Scott Carey <scott.carey@algonomy.com> writes:
> I have discovered the root cause.
> This database is old. It pre-dates Postgres 8.4 which introduced
> array_agg. Apparently, in some version prior to 8.4 array_agg was added
> as a user function, defined as below for bigint:
> create AGGREGATE array_agg(
> BASETYPE = bigint,
> SFUNC = array_append,
> STYPE = bigint[],
> INITCOND = '{}'
> );
> So if you create a test database and run the previous test, performance
> will be fine and the query will be fast. Then run:
> create AGGREGATE array_agg(BASETYPE = bigint, SFUNC = array_append,STYPE =
> bigint[], INITCOND = '{}');
> It will be slow and reproduce this behavior.
Thank you for running that to ground! I confirm your results that v13
and up are far slower for this example than v12 was.
> Why would this run so much more slowly after updating from postgres 12 to
> 17? It is a user defined aggregate, although maybe not as optimized as
> the intrinsic one it shouldn't behave this way.
I did some bisecting using the attached simplified test case, and found
that the query execution time jumps from circa 60ms to circa 7500ms here:
1f39bce021540fde00990af55b4432c55ef4b3c7 is the first bad commit
commit 1f39bce021540fde00990af55b4432c55ef4b3c7
Author: Jeff Davis <jdavis@postgresql.org>
Date: Wed Mar 18 15:42:02 2020 -0700
Disk-based Hash Aggregation.
While performing hash aggregation, track memory usage when adding new
groups to a hash table. If the memory usage exceeds work_mem, enter
"spill mode".
(Times quoted are on a Mac M4 Pro, but in assert-enabled builds so
maybe not directly comparable to production.)

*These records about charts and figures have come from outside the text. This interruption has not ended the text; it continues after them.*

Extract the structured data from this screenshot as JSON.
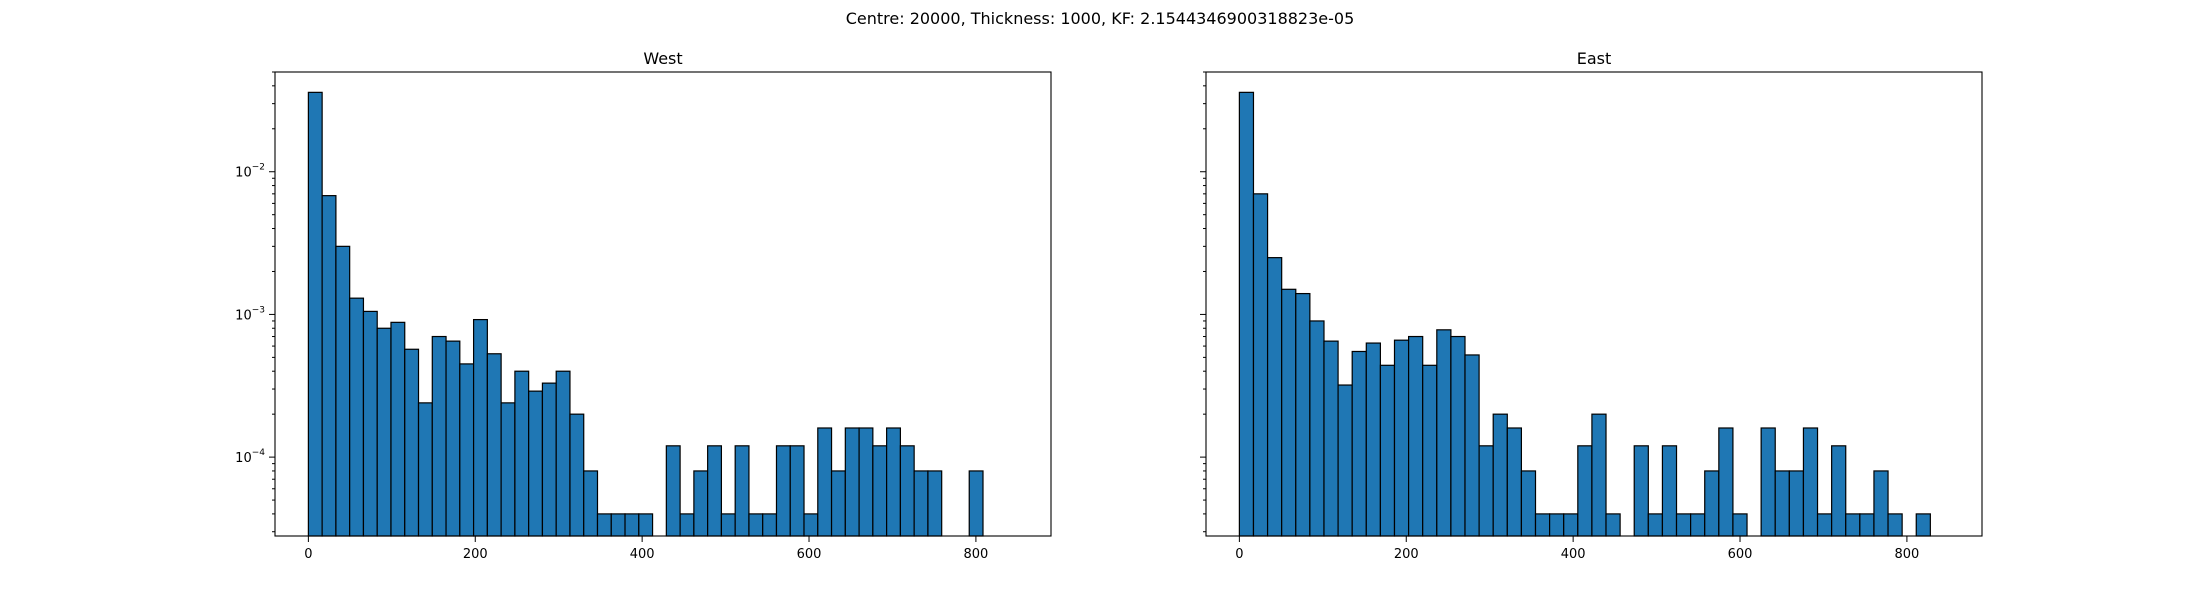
{
  "figure": {
    "suptitle": "Centre: 20000, Thickness: 1000, KF: 2.1544346900318823e-05"
  },
  "colors": {
    "bar": "#1f77b4",
    "edge": "#000000"
  },
  "chart_data": [
    {
      "type": "bar",
      "title": "West",
      "yscale": "log",
      "xlim": [
        -40,
        890
      ],
      "ylim": [
        2.8e-05,
        0.05
      ],
      "bin_width": 16.5,
      "x_ticks": [
        0,
        200,
        400,
        600,
        800
      ],
      "y_ticks": [
        {
          "value": 0.01,
          "base": "10",
          "exp": "−2"
        },
        {
          "value": 0.001,
          "base": "10",
          "exp": "−3"
        },
        {
          "value": 0.0001,
          "base": "10",
          "exp": "−4"
        }
      ],
      "grid": false,
      "bins": [
        [
          0,
          0.036
        ],
        [
          16.5,
          0.0068
        ],
        [
          33,
          0.003
        ],
        [
          49.5,
          0.0013
        ],
        [
          66,
          0.00105
        ],
        [
          82.5,
          0.0008
        ],
        [
          99,
          0.00088
        ],
        [
          115.5,
          0.00057
        ],
        [
          132,
          0.00024
        ],
        [
          148.5,
          0.0007
        ],
        [
          165,
          0.00065
        ],
        [
          181.5,
          0.00045
        ],
        [
          198,
          0.00092
        ],
        [
          214.5,
          0.00053
        ],
        [
          231,
          0.00024
        ],
        [
          247.5,
          0.0004
        ],
        [
          264,
          0.00029
        ],
        [
          280.5,
          0.00033
        ],
        [
          297,
          0.0004
        ],
        [
          313.5,
          0.0002
        ],
        [
          330,
          8e-05
        ],
        [
          346.5,
          4e-05
        ],
        [
          363,
          4e-05
        ],
        [
          379.5,
          4e-05
        ],
        [
          396,
          4e-05
        ],
        [
          429,
          0.00012
        ],
        [
          445.5,
          4e-05
        ],
        [
          462,
          8e-05
        ],
        [
          478.5,
          0.00012
        ],
        [
          495,
          4e-05
        ],
        [
          511.5,
          0.00012
        ],
        [
          528,
          4e-05
        ],
        [
          544.5,
          4e-05
        ],
        [
          561,
          0.00012
        ],
        [
          577.5,
          0.00012
        ],
        [
          594,
          4e-05
        ],
        [
          610.5,
          0.00016
        ],
        [
          627,
          8e-05
        ],
        [
          643.5,
          0.00016
        ],
        [
          660,
          0.00016
        ],
        [
          676.5,
          0.00012
        ],
        [
          693,
          0.00016
        ],
        [
          709.5,
          0.00012
        ],
        [
          726,
          8e-05
        ],
        [
          742.5,
          8e-05
        ],
        [
          792,
          8e-05
        ]
      ]
    },
    {
      "type": "bar",
      "title": "East",
      "yscale": "log",
      "xlim": [
        -40,
        890
      ],
      "ylim": [
        2.8e-05,
        0.05
      ],
      "bin_width": 16.9,
      "x_ticks": [
        0,
        200,
        400,
        600,
        800
      ],
      "y_ticks": [
        {
          "value": 0.01
        },
        {
          "value": 0.001
        },
        {
          "value": 0.0001
        }
      ],
      "grid": false,
      "bins": [
        [
          0,
          0.036
        ],
        [
          16.9,
          0.007
        ],
        [
          33.8,
          0.0025
        ],
        [
          50.7,
          0.0015
        ],
        [
          67.6,
          0.0014
        ],
        [
          84.5,
          0.0009
        ],
        [
          101.4,
          0.00065
        ],
        [
          118.3,
          0.00032
        ],
        [
          135.2,
          0.00055
        ],
        [
          152.1,
          0.00063
        ],
        [
          169,
          0.00044
        ],
        [
          185.9,
          0.00066
        ],
        [
          202.8,
          0.0007
        ],
        [
          219.7,
          0.00044
        ],
        [
          236.6,
          0.00078
        ],
        [
          253.5,
          0.0007
        ],
        [
          270.4,
          0.00052
        ],
        [
          287.3,
          0.00012
        ],
        [
          304.2,
          0.0002
        ],
        [
          321.1,
          0.00016
        ],
        [
          338,
          8e-05
        ],
        [
          354.9,
          4e-05
        ],
        [
          371.8,
          4e-05
        ],
        [
          388.7,
          4e-05
        ],
        [
          405.6,
          0.00012
        ],
        [
          422.5,
          0.0002
        ],
        [
          439.4,
          4e-05
        ],
        [
          473.2,
          0.00012
        ],
        [
          490.1,
          4e-05
        ],
        [
          507,
          0.00012
        ],
        [
          523.9,
          4e-05
        ],
        [
          540.8,
          4e-05
        ],
        [
          557.7,
          8e-05
        ],
        [
          574.6,
          0.00016
        ],
        [
          591.5,
          4e-05
        ],
        [
          625.3,
          0.00016
        ],
        [
          642.2,
          8e-05
        ],
        [
          659.1,
          8e-05
        ],
        [
          676,
          0.00016
        ],
        [
          692.9,
          4e-05
        ],
        [
          709.8,
          0.00012
        ],
        [
          726.7,
          4e-05
        ],
        [
          743.6,
          4e-05
        ],
        [
          760.5,
          8e-05
        ],
        [
          777.4,
          4e-05
        ],
        [
          811.2,
          4e-05
        ]
      ]
    }
  ]
}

I'm bemused as to why: the test case has work_mem set high enough that
we shouldn't be triggering spill mode, so why did this change affect
it at all?
regards, tom lane
CREATE AGGREGATE array_agg(
BASETYPE = bigint,
SFUNC = array_append,
STYPE = bigint[],
INITCOND = '{}'
);
drop table if exists array_agg_test;
create table array_agg_test(product_id bigint not null, region_id bigint
not null, available boolean not null);
insert into array_agg_test (product_id, region_id, available) SELECT
generate_series(1, 50000) as product_id,
(ARRAY[1,2,3,4])[floor(random()*4)+1] as region_id, true as available;
insert into array_agg_test (product_id, region_id, available) SELECT
generate_series(1, 50000) as product_id,
(ARRAY[11,12,13,14])[floor(random()*4)+1] as region_id, true as available;
insert into array_agg_test (product_id, region_id, available) SELECT
generate_series(1, 50000) as product_id,
(ARRAY[111,112,113,114])[floor(random()*4)+1] as region_id, true as
available;
insert into array_agg_test (product_id, region_id, available) SELECT
generate_series(1, 50000) as product_id,
(ARRAY[1111,1112,1113,1114])[floor(random()*4)+1] as region_id, true as
available;
vacuum analyze array_agg_test;
\set ECHO all
-- set hash_mem_multiplier = 2;
set work_mem = "200MB";
explain (analyze, buffers) select product_id, array_agg(region_id) from
array_agg_test group by product_id;